There is purpose and meaning behind everything. Things will happen and unfold as they are meant to, in their due time. Nothing can be rushed or forced, and timing plays an important role. Perhaps a little luck and being in the right place at the right time can be essential as well.
It felt strange to interview the other day, and finding myself on the other side of the spectrum. I have hired and interviewed so many people in my career, and although I never thought of it like this before, it felt as if it was my turn to be in the hot seat. I went into the interview with the top paragraph in mind, and placed the outcome fully into the hands of the universe. Was I ready to go back to work, recovered and strong enough, or would this become nothing more than a good practice run? How would I score, competing with so many others there, pursuing the same opportunity?

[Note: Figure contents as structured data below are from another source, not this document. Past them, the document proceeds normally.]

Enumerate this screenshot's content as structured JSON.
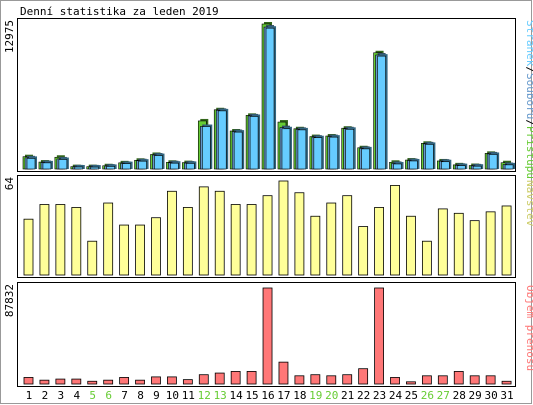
{
  "title": "Denní statistika za leden 2019",
  "colors": {
    "page_bg": "#ffffff",
    "frame": "#000000",
    "hits": "#66cc33",
    "files": "#6699cc",
    "pages": "#66ccff",
    "visits": "#ffff99",
    "volume": "#ff7777",
    "weekend_label": "#66cc33",
    "weekday_label": "#000000"
  },
  "legends": {
    "top": [
      {
        "text": "Stránek",
        "color": "#66ccff"
      },
      {
        "text": "/",
        "color": "#000000"
      },
      {
        "text": "Souborů",
        "color": "#6699cc"
      },
      {
        "text": "/",
        "color": "#000000"
      },
      {
        "text": "Přístupů",
        "color": "#66cc33"
      }
    ],
    "middle": {
      "text": "Návštěv",
      "color": "#cccc66"
    },
    "bottom": {
      "text": "Objem přenosu",
      "color": "#ff7777"
    }
  },
  "chart_data": {
    "type": "bar",
    "title": "Denní statistika za leden 2019",
    "categories": [
      "1",
      "2",
      "3",
      "4",
      "5",
      "6",
      "7",
      "8",
      "9",
      "10",
      "11",
      "12",
      "13",
      "14",
      "15",
      "16",
      "17",
      "18",
      "19",
      "20",
      "21",
      "22",
      "23",
      "24",
      "25",
      "26",
      "27",
      "28",
      "29",
      "30",
      "31"
    ],
    "weekend_days": [
      5,
      6,
      12,
      13,
      19,
      20,
      26,
      27
    ],
    "panels": [
      {
        "name": "traffic",
        "max_label": "12975",
        "ymax": 12975,
        "series": [
          {
            "name": "Přístupů",
            "color": "#66cc33",
            "values": [
              1100,
              620,
              1050,
              210,
              210,
              290,
              550,
              780,
              1300,
              600,
              570,
              4300,
              5300,
              3400,
              4800,
              12975,
              4200,
              3600,
              2900,
              2950,
              3650,
              1900,
              10400,
              600,
              800,
              2300,
              720,
              370,
              310,
              1400,
              560
            ]
          },
          {
            "name": "Souborů",
            "color": "#6699cc",
            "values": [
              1000,
              580,
              900,
              190,
              190,
              260,
              500,
              740,
              1250,
              560,
              530,
              3800,
              5250,
              3350,
              4750,
              12700,
              3700,
              3550,
              2850,
              2900,
              3600,
              1850,
              10200,
              500,
              760,
              2250,
              700,
              330,
              280,
              1350,
              400
            ]
          },
          {
            "name": "Stránek",
            "color": "#66ccff",
            "values": [
              950,
              550,
              850,
              180,
              170,
              230,
              480,
              700,
              1200,
              520,
              500,
              3800,
              5200,
              3300,
              4700,
              12600,
              3600,
              3500,
              2800,
              2850,
              3550,
              1800,
              10100,
              450,
              720,
              2200,
              650,
              300,
              250,
              1300,
              370
            ]
          }
        ]
      },
      {
        "name": "visits",
        "max_label": "64",
        "ymax": 64,
        "series": [
          {
            "name": "Návštěv",
            "color": "#ffff99",
            "values": [
              38,
              48,
              48,
              46,
              23,
              49,
              34,
              34,
              39,
              57,
              46,
              60,
              57,
              48,
              48,
              54,
              64,
              56,
              40,
              49,
              54,
              33,
              46,
              61,
              40,
              23,
              45,
              42,
              37,
              43,
              47
            ]
          }
        ]
      },
      {
        "name": "volume",
        "max_label": "87832",
        "ymax": 87832,
        "series": [
          {
            "name": "Objem přenosu",
            "color": "#ff7777",
            "values": [
              6000,
              3500,
              4500,
              4500,
              2500,
              3500,
              6000,
              3500,
              6500,
              6500,
              4000,
              8500,
              10000,
              11500,
              11500,
              87832,
              20000,
              7500,
              8500,
              7500,
              8500,
              14000,
              87832,
              6000,
              2000,
              7500,
              7500,
              11500,
              7500,
              7500,
              2500
            ]
          }
        ]
      }
    ]
  }
}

I found myself struggling with the six page application that was asking for career goals and where I see myself in 2019 and 2020. What was my goal for salary progression and what was I working towards. I didn’t think retirement and a life in a tiny home, “The bus” was a sufficient answer. It caught me by surprise and reminded me that in all actuality my career was behind me. I had little aspirations of promoting, of becoming a store Manager or earning a certain income. Of course I would want to earn enough money to live comfortably, to support the few things that are important to me, but that could have been easily made me look like I was a person with no goals. How would I explain that memories and moments, that experiences and a passport full of stamps was more important than financial wealth and a house full of stuff?
It took me longer to fill out the application than the actual interview lasted. Within five minutes it was all over with, and to me that had never been a good sign. In my time interviewing others, it meant that the candidate was simply not the right fit. I always spent more time with people I was interested in as I was eager to get to know them. In my case being the interviewee, there was little to no connection, and although the interview, all five minutes worth was really good as far as a professional level is concerned, I felt that I was not what they were looking for, and I felt it coming through. It was as if I was politely and complimentary rejected as we said our goodbyes. This morning I received the official email telling me that the decision was made to go with someone that had prior experience, wishing me nothing but the best of luck in my job search.
My thoughts were confirmed, but I couldn’t help feel rejected and not wanted at first.
Rejection: The dismissing or refusing of a proposal, idea, etc. Nonacceptance, declining, turning down
It is still a blow to someone’s ego, knowing that you didn’t make the cut, and it leaves you wondering as to why. Perhaps you didn’t fit the image, perhaps being too old didn’t fit the image. Sometimes similar experiences such as dealing with the public and years of customer service are not enough when it comes to competing with a younger, perhaps more attractive face. This is exactly how it left me feeling, and the fact remains that it is much tougher to find work being older, closer to retirement. I think there is a stigma, a certain label that gets attached, a liability that comes with age, although due to laws such opinions would never be expressed. At the end of the day, I will not harbor and entertain such thoughts, but I am not oblivious to them. I will focus on that it simply wasn’t meant to be, just yet, and seldom do we ever get the first job that comes wandering our way. The perfect opportunity is waiting out there, and I will know when it comes my way.
All is well, and if you are rejected for whatever reason, personally or professionally, remember that something better is on the way, and that it wasn’t due to you.